As Many users have already pointed out, this is not polymorphism. Polymorphism only applies to methods(functions).
Now as to why the value of the intVal of class A is printed, this happens because as you can see the reference aRef is of type A.
I can see why you are confused by it. By the same procedure you have accessed the overridden methods for ex. the method identifyClass() but the not the variables which directly proves the first line that I have written .
Now in order to access the variable you can do ((Superclass)c).var
Note here that the Superclass can be many levels up for example
A<-B<-C. That is C extends B and B extends A. If you wanted the value of var of A then you could have done ((A)c).var .
EDIT: as one of the users have pointed out this 'trick' does not apply to static methods, because they are static.
class A {
int super_var = 1;
}
class B extends A {
int sub_var = 2;
}
public class Demo{
public static void main(String []args){
A a = new B();
System.out.print(a.sub_var); //compile error
}
}
why this will end with a compile error ? reference (a) referencing to an Object of B it has sub_var so why is it restricted ? why reference (a) can access only the fields in A ?
Let's say you have these classes:
public class Animal() {
// ...
}
public class Fish extends Animal() {
public void swim() {...}
}
If you declared an Animal:
Animal x = new Fish();
and you called the swim() method
x.swim();
Would you expect it to work? I don't think so, because not every animal can swim. That's why you have to explicitly specify that the animal x is a Fish:
((Fish) x).swim();
In your case, if you wanted to call that method, you should specify (technically, it's called cast) the type:
System.out.print(((B)a).sub_var);
Note:
This works similar for methods and variables. I used a method in the example since it's more illustrative.
Edit:
Let's see this example:
Animal x;
if (some_condition)
x = new Fish();
else
x = new Cat();
x.swim();
This restriction exists, because Java won't know if, at execution time, the object assigned to x will have the method swim(). So to avoid this, you have to cast to the respective type to call a method that doesn't exist in superclass.
At first it does sound like it should work. (And in some languages it probably does.) But think about this example:
public class Demo {
public static void main(String []args){
A a = new B();
print( a );
}
public static void print( A arg ) {
System.out.print(arg.sub_var); //compile error
}
}
This functionally does the same thing but the print is in another method.
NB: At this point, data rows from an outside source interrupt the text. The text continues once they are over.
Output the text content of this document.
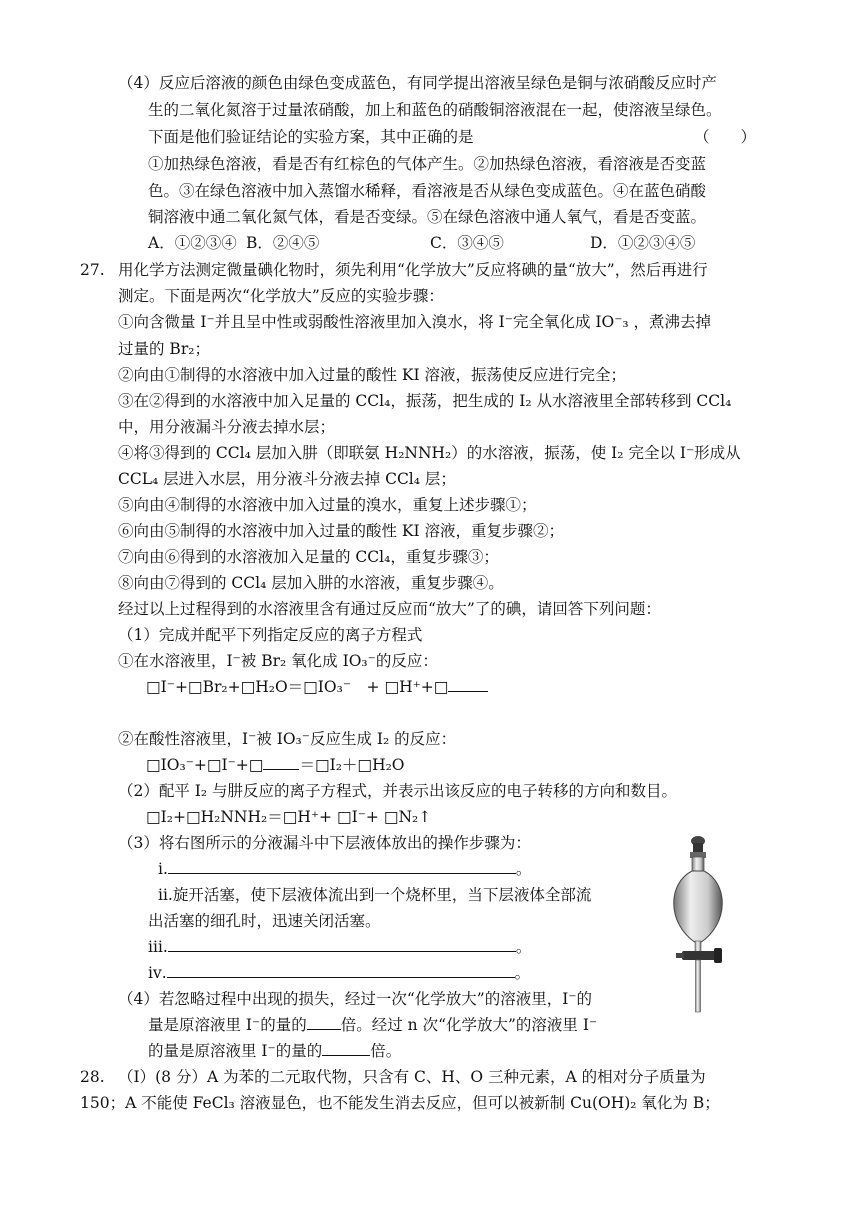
（4）反应后溶液的颜色由绿色变成蓝色，有同学提出溶液呈绿色是铜与浓硝酸反应时产
生的二氧化氮溶于过量浓硝酸，加上和蓝色的硝酸铜溶液混在一起，使溶液呈绿色。
下面是他们验证结论的实验方案，其中正确的是	（　　）
①加热绿色溶液，看是否有红棕色的气体产生。②加热绿色溶液，看溶液是否变蓝
色。③在绿色溶液中加入蒸馏水稀释，看溶液是否从绿色变成蓝色。④在蓝色硝酸
铜溶液中通二氧化氮气体，看是否变绿。⑤在绿色溶液中通人氧气，看是否变蓝。
A．①②③④ B．②④⑤	C．③④⑤	D．①②③④⑤
27. 用化学方法测定微量碘化物时，须先利用“化学放大”反应将碘的量“放大”，然后再进行
测定。下面是两次“化学放大”反应的实验步骤：
①向含微量 I⁻并且呈中性或弱酸性溶液里加入溴水，将 I⁻完全氧化成 IO⁻₃ ，煮沸去掉
过量的 Br₂；
②向由①制得的水溶液中加入过量的酸性 KI 溶液，振荡使反应进行完全；
③在②得到的水溶液中加入足量的 CCl₄，振荡，把生成的 I₂ 从水溶液里全部转移到 CCl₄
中，用分液漏斗分液去掉水层；
④将③得到的 CCl₄ 层加入肼（即联氨 H₂NNH₂）的水溶液，振荡，使 I₂ 完全以 I⁻形成从
CCL₄ 层进入水层，用分液斗分液去掉 CCl₄ 层；
⑤向由④制得的水溶液中加入过量的溴水，重复上述步骤①；
⑥向由⑤制得的水溶液中加入过量的酸性 KI 溶液，重复步骤②；
⑦向由⑥得到的水溶液加入足量的 CCl₄，重复步骤③；
⑧向由⑦得到的 CCl₄ 层加入肼的水溶液，重复步骤④。
经过以上过程得到的水溶液里含有通过反应而“放大”了的碘，请回答下列问题：
（1）完成并配平下列指定反应的离子方程式
①在水溶液里，I⁻被 Br₂ 氧化成 IO₃⁻的反应：
□I⁻+□Br₂+□H₂O＝□IO₃⁻　+ □H⁺+□
②在酸性溶液里，I⁻被 IO₃⁻反应生成 I₂ 的反应：
□IO₃⁻+□I⁻+□ ＝□I₂＋□H₂O
（2）配平 I₂ 与肼反应的离子方程式，并表示出该反应的电子转移的方向和数目。
□I₂+□H₂NNH₂＝□H⁺+ □I⁻+ □N₂↑
（3）将右图所示的分液漏斗中下层液体放出的操作步骤为：
ⅰ.	。
ⅱ.旋开活塞，使下层液体流出到一个烧杯里，当下层液体全部流
出活塞的细孔时，迅速关闭活塞。
ⅲ.	。
ⅳ.	。
（4）若忽略过程中出现的损失，经过一次“化学放大”的溶液里，I⁻的
量是原溶液里 I⁻的量的 倍。经过 n 次“化学放大”的溶液里 I⁻
的量是原溶液里 I⁻的量的	倍。
28. （Ⅰ）(8 分）A 为苯的二元取代物，只含有 C、H、O 三种元素，A 的相对分子质量为
150；A 不能使 FeCl₃ 溶液显色，也不能发生消去反应，但可以被新制 Cu(OH)₂ 氧化为 B；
If your version worked, this one could be expected to work too.
But what if someone then does this?
Demo.print( new A() );
This should fail because A doesn't have a sub_var. It would have to throw some kind of runtime error instead.
So the design decision in Java was not to allow this and if you declare a local variable/field/method parameter as type A, then you can only access things that every object that is either A or a subclass is guaranteed to have.
If you want to access more, you need to cast it to the subclass, which will throw an exception if you try it on an object that doesn't fit.
A a = new A();
System.out.print(((B)a).sub_var); //ClassCastException is thrown here
You can not access B members with the reference of Parent object A.
Instead change your println statement like below to access,
System.out.print(((B)a).sub_var);
Is there a variable called sub_var in the parent class ? No. That is why you get the error -
sub_var cannot be resolved or is not a field
See this
System.out.print(a.super_var); //okay
System.out.print(a.sub_var); //compile error
you create an object of type B and assign it to a variable of type A. The type A does not declare sub_var. This field is declared only in type B. the compiler only sees what is declared in type A, although the variable is instantiated to an object of type B.
If you want to access sub_var you would have to cast a to B.
System.out.println( ((B)a).sub_var);
The sub_var is in class B, so you can only access through a reference of class B. To the compiler A a = new B(); means a is an instance of class A.